Where I'm Coming From


I was diagnosed with Asperger Syndrome (AS) just over a year ago, in May 2007. That makes me an "Aspie". AS is in the autism spectrum, meaning that it's not as severe as full-blown autism but has many of its characteristics. Aspies may also be said to have "high-functioning" autism, which means they can often live on their own, go to school, handle money and pay bills, drive cars and possibly even maintain relationships and hold jobs.

You don't have to be officially diagnosed to call yourself an Aspie, as long as you think you may have it. However, I believe getting an official diagnosis (dx) really helps in many ways.

I'm happily married; that in itself makes me more fortunate than many Aspies (especially men, who are believed to comprise the great majority of Aspies). My wife does not have AS; as a non-Aspie she is a neurotypical, or NT.

I met her when I was 29 1/2, and at the time I had never had a girlfriend. My total number of dates could have been roughly counted on my fingers. Aspies (again, especially men) tend not to marry early, or even at all.
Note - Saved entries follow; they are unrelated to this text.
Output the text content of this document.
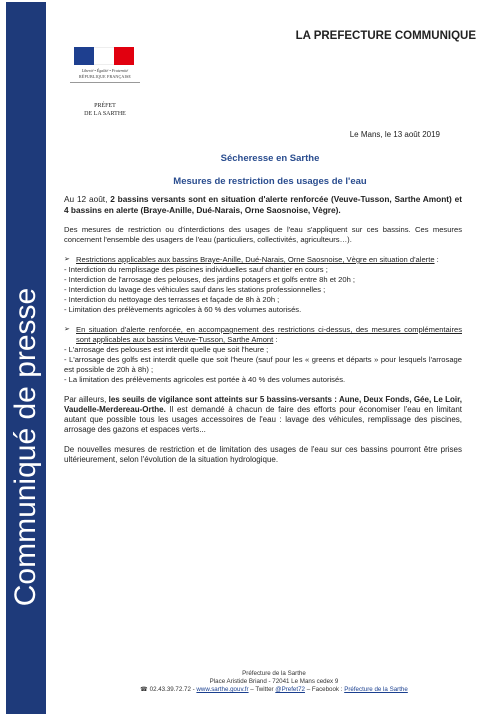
Communiqué de presse
LA PREFECTURE COMMUNIQUE
Liberté • Égalité • Fraternité
RÉPUBLIQUE FRANÇAISE
PRÉFET
DE LA SARTHE
Le Mans, le 13 août 2019
Sécheresse en Sarthe
Mesures de restriction des usages de l'eau

Au 12 août, 2 bassins versants sont en situation d'alerte renforcée (Veuve-Tusson, Sarthe Amont) et 4 bassins en alerte (Braye-Anille, Dué-Narais, Orne Saosnoise, Vègre).

Des mesures de restriction ou d'interdictions des usages de l'eau s'appliquent sur ces bassins. Ces mesures concernent l'ensemble des usagers de l'eau (particuliers, collectivités, agriculteurs…).

➢ Restrictions applicables aux bassins Braye-Anille, Dué-Narais, Orne Saosnoise, Vègre en situation d'alerte :
- Interdiction du remplissage des piscines individuelles sauf chantier en cours ;
- Interdiction de l'arrosage des pelouses, des jardins potagers et golfs entre 8h et 20h ;
- Interdiction du lavage des véhicules sauf dans les stations professionnelles ;
- Interdiction du nettoyage des terrasses et façade de 8h à 20h ;
- Limitation des prélèvements agricoles à 60 % des volumes autorisés.
➢ En situation d'alerte renforcée, en accompagnement des restrictions ci-dessus, des mesures complémentaires sont applicables aux bassins Veuve-Tusson, Sarthe Amont :
- L'arrosage des pelouses est interdit quelle que soit l'heure ;
- L'arrosage des golfs est interdit quelle que soit l'heure (sauf pour les « greens et départs » pour lesquels l'arrosage est possible de 20h à 8h) ;
- La limitation des prélèvements agricoles est portée à 40 % des volumes autorisés.

Par ailleurs, les seuils de vigilance sont atteints sur 5 bassins-versants : Aune, Deux Fonds, Gée, Le Loir, Vaudelle-Merdereau-Orthe. Il est demandé à chacun de faire des efforts pour économiser l'eau en limitant autant que possible tous les usages accessoires de l'eau : lavage des véhicules, remplissage des piscines, arrosage des gazons et espaces verts...

De nouvelles mesures de restriction et de limitation des usages de l'eau sur ces bassins pourront être prises ultérieurement, selon l'évolution de la situation hydrologique.

Préfecture de la Sarthe
Place Aristide Briand - 72041 Le Mans cedex 9
☎ 02.43.39.72.72 - www.sarthe.gouv.fr – Twitter @Prefet72 – Facebook : Préfecture de la Sarthe
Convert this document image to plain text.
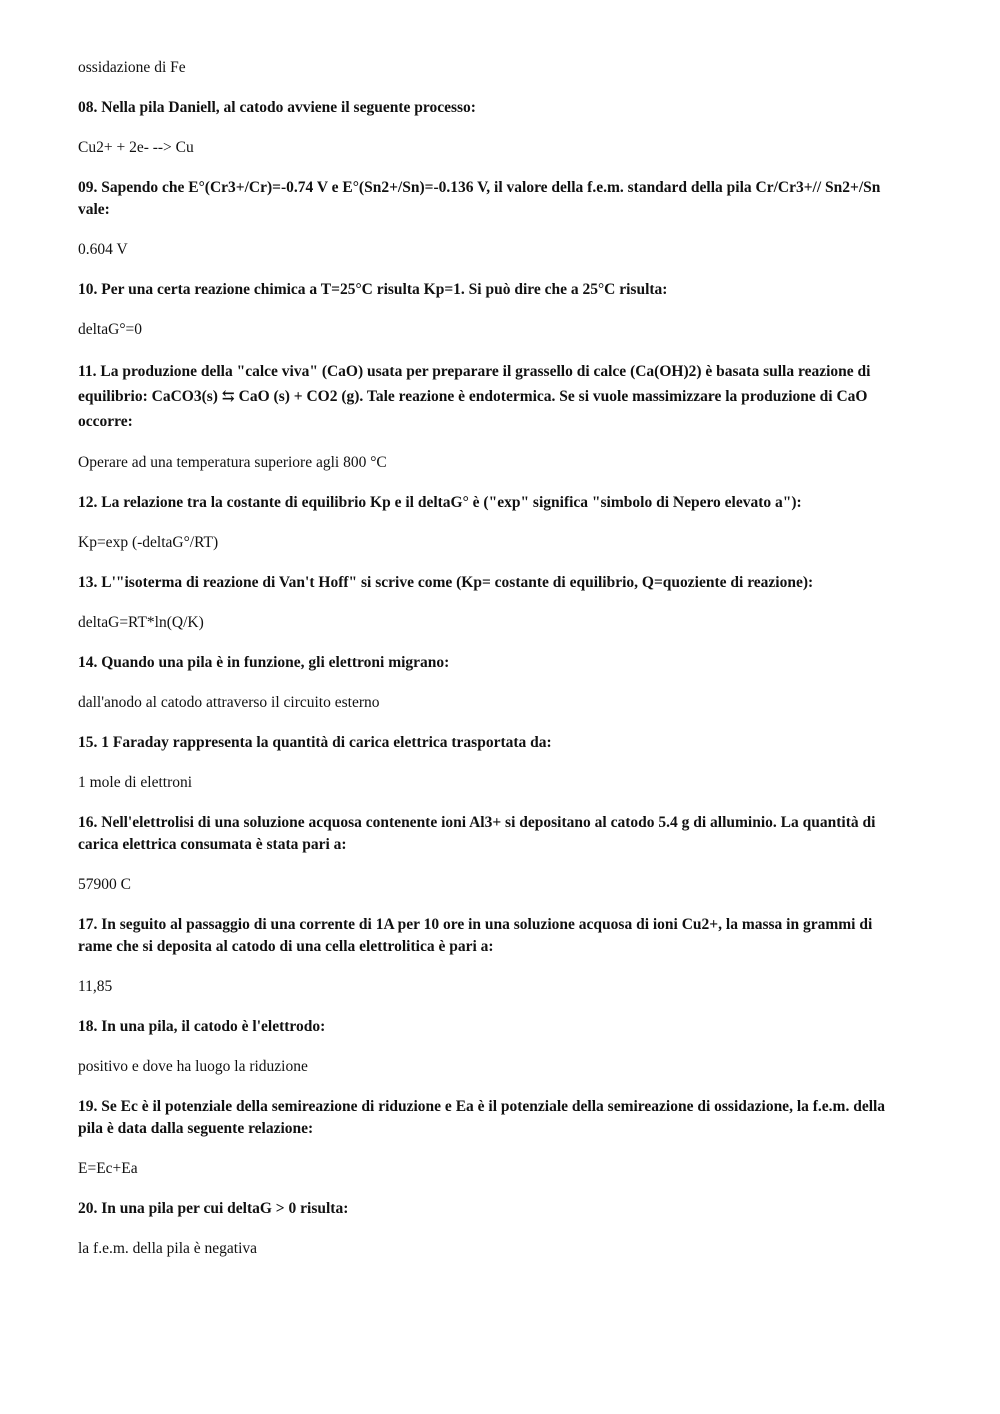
ossidazione di Fe

08. Nella pila Daniell, al catodo avviene il seguente processo:

Cu2+ + 2e- --> Cu

09. Sapendo che E°(Cr3+/Cr)=-0.74 V e E°(Sn2+/Sn)=-0.136 V, il valore della f.e.m. standard della pila Cr/Cr3+// Sn2+/Sn vale:

0.604 V

10. Per una certa reazione chimica a T=25°C risulta Kp=1. Si può dire che a 25°C risulta:

deltaG°=0

11. La produzione della "calce viva" (CaO) usata per preparare il grassello di calce (Ca(OH)2) è basata sulla reazione di equilibrio: CaCO3(s) ⇆ CaO (s) + CO2 (g). Tale reazione è endotermica. Se si vuole massimizzare la produzione di CaO occorre:

Operare ad una temperatura superiore agli 800 °C

12. La relazione tra la costante di equilibrio Kp e il deltaG° è ("exp" significa "simbolo di Nepero elevato a"):

Kp=exp (-deltaG°/RT)

13. L'"isoterma di reazione di Van't Hoff" si scrive come (Kp= costante di equilibrio, Q=quoziente di reazione):

deltaG=RT*ln(Q/K)

14. Quando una pila è in funzione, gli elettroni migrano:

dall'anodo al catodo attraverso il circuito esterno

15. 1 Faraday rappresenta la quantità di carica elettrica trasportata da:

1 mole di elettroni

16. Nell'elettrolisi di una soluzione acquosa contenente ioni Al3+ si depositano al catodo 5.4 g di alluminio. La quantità di carica elettrica consumata è stata pari a:

57900 C

17. In seguito al passaggio di una corrente di 1A per 10 ore in una soluzione acquosa di ioni Cu2+, la massa in grammi di rame che si deposita al catodo di una cella elettrolitica è pari a:

11,85

18. In una pila, il catodo è l'elettrodo:

positivo e dove ha luogo la riduzione

19. Se Ec è il potenziale della semireazione di riduzione e Ea è il potenziale della semireazione di ossidazione, la f.e.m. della pila è data dalla seguente relazione:

E=Ec+Ea

20. In una pila per cui deltaG > 0 risulta:

la f.e.m. della pila è negativa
Aspies also tend to have few friends. Even granting the fact that I define "friend" much more narrowly than I believe the average American does, my friends can be counted on the fingers of one hand. I made my first real friend - who was also my very first date - in my second year of college. (Also, after my first semester of college, I never had a roommate.)

Aspies also tend to be unemployed or underemployed. According to one estimate, looking only at those Aspies who do have jobs, maybe 2% (that's right, 1 out of 50) work in those fields related to what they studied in school. I'm no exception to that rule; the great majority of my jobs have not required even a college degree, even though I first attended American University and then earned my BA in Government from Cornell University and my MA and PhD in Economics from George Mason University (where, incidentally, I met my wife).
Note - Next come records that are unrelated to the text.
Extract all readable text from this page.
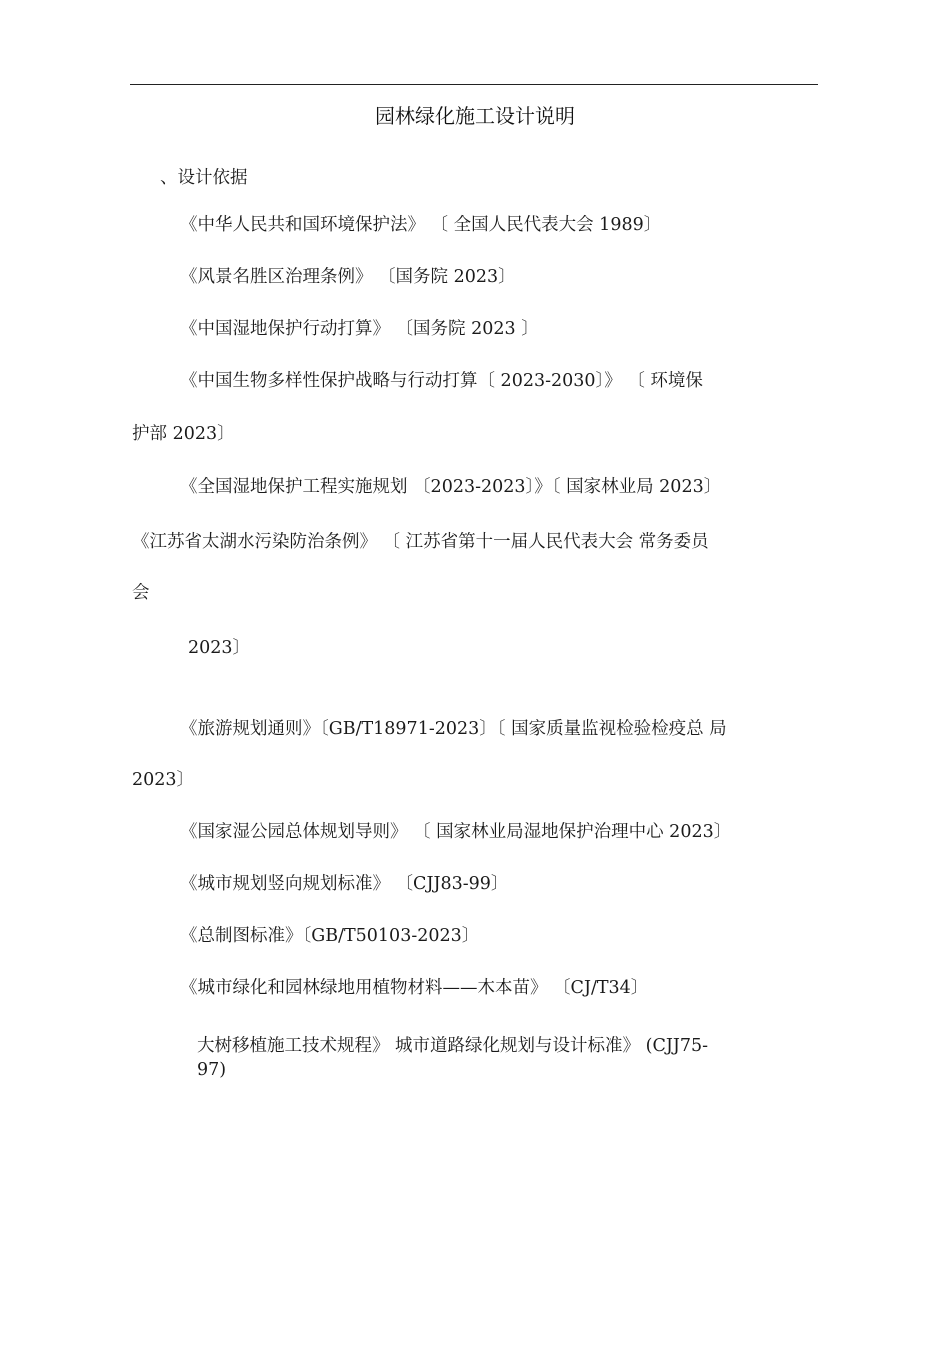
园林绿化施工设计说明
、设计依据
《中华人民共和国环境保护法》 〔 全国人民代表大会 1989〕
《风景名胜区治理条例》 〔国务院 2023〕
《中国湿地保护行动打算》 〔国务院 2023 〕
《中国生物多样性保护战略与行动打算〔 2023-2030〕》 〔 环境保
护部 2023〕
《全国湿地保护工程实施规划 〔2023-2023〕》〔 国家林业局 2023〕
《江苏省太湖水污染防治条例》 〔 江苏省第十一届人民代表大会 常务委员
会
2023〕
《旅游规划通则》〔GB/T18971-2023〕〔 国家质量监视检验检疫总 局
2023〕
《国家湿公园总体规划导则》 〔 国家林业局湿地保护治理中心 2023〕
《城市规划竖向规划标准》 〔CJJ83-99〕
《总制图标准》〔GB/T50103-2023〕
《城市绿化和园林绿地用植物材料——木本苗》 〔CJ/T34〕
大树移植施工技术规程》 城市道路绿化规划与设计标准》 (CJJ75-
97)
There are reasons for these things. While full-blown autists may never want to socialize, Aspies often would love to be with people but have no idea how to go about it. We Aspies have great difficulty establishing personal relationships and working and living close to others.

Aspies also have distinctive strengths, including the ability to focus, step back emotionally from tough situations and pay close attention to detail.

Let's understand some more about what Aspies do and what makes them tick, compared to NTs...and vice versa. Hopefully, we'll all be able to love, work, live and play together better!